Mysql 'Partitioning' vs Splitting data into different tables


We have a mysql table called posts_content.

The structure is as follows :

CREATE TABLE IF NOT EXISTS `posts_content` (
  `id` int(11) NOT NULL AUTO_INCREMENT,
  `post_id` int(11) NOT NULL,
  `forum_id` int(11) NOT NULL,
  `content` longtext CHARACTER SET utf8 COLLATE utf8_unicode_ci NOT NULL,
  PRIMARY KEY (`id`)
) ENGINE=MyISAM  DEFAULT CHARSET=latin1 AUTO_INCREMENT=79850 ;

The problem is that the table is getting pretty huge. Many giga-bytes of data ( we have a crawling engine ).

We keep inserting data into the table on a daily bases but seldom do we retrieve the data. Now as the table is getting pretty huge its getting difficult to handle the table.

We discussed two possibilities

  1. Use MySQL's partitioning feature to partition the table using the forum_id ( there are about 50 forum_ids so there would be about 50 partitions. Note that even each partition if made so will eventually grow to again many giga-bytes of data maybe even eventually need its own drive
  2. Create separate tables for each forum_id and split the data like that.

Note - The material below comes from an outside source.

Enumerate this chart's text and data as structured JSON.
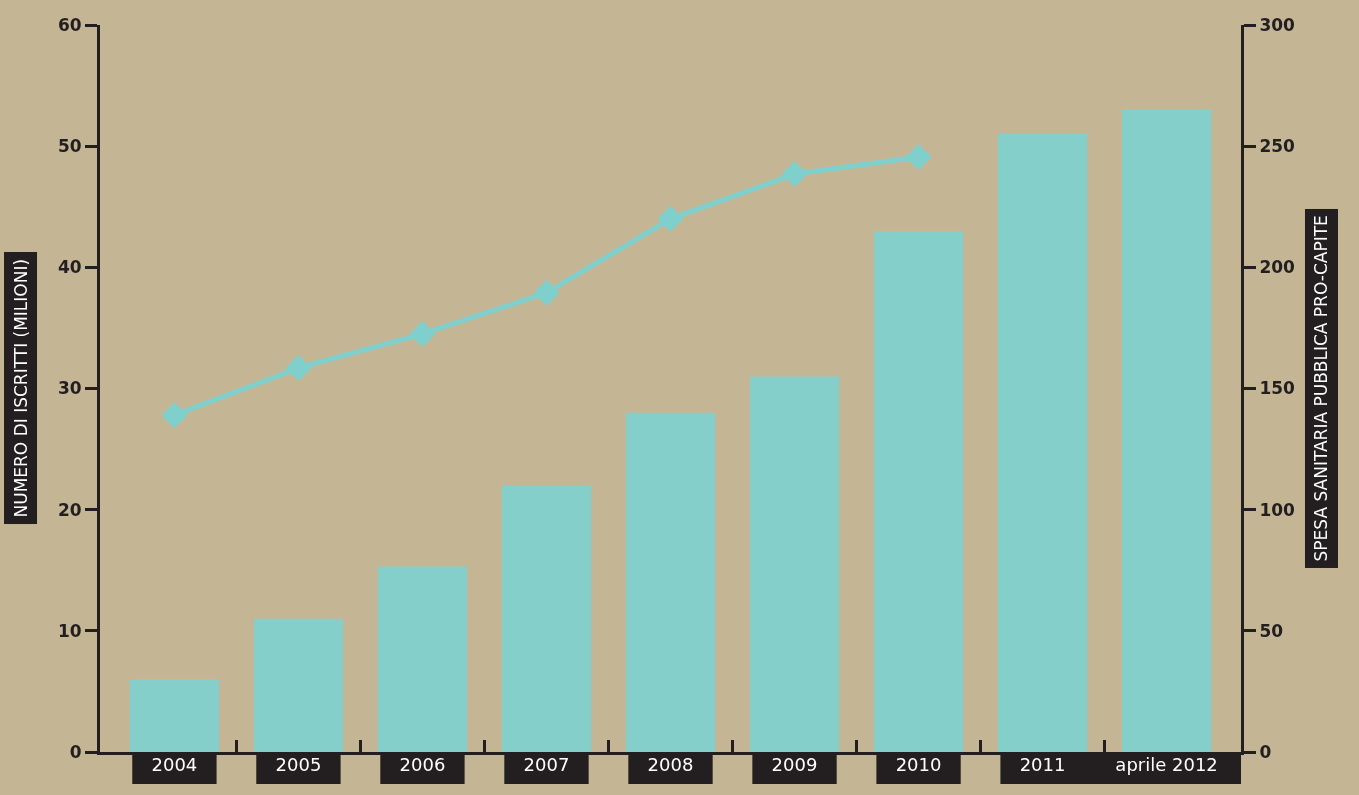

I hope I have clearly explained the problem. WHat I need to know is which of the above two would be a better solution in the long run. What are the adv. dis adv. of both the cases.

Thanking you


Solution

  • The difference is that in the first case you leave MySQL to do the sharding, and in the second case you are doing it on your own. MySQL won't scan any shards that do not contain the data, however if you have a query WHERE forum_id IN(...) it may need to scan several shards. As far as I remember, in that case the operation is syncronous, e.g. MySQL queries one partition at a time, and you may want to implement it asyncronously. Generally, if you do the partitioning on your own, you are more flexible, but for simple partitioning, based on the forum_id, if you query only 1 forum_id at a time, MySQL partitioning is OK.

    My advice is to read the MySQL documentation on partitioning, especially the restrictions and limitations section, and then decide.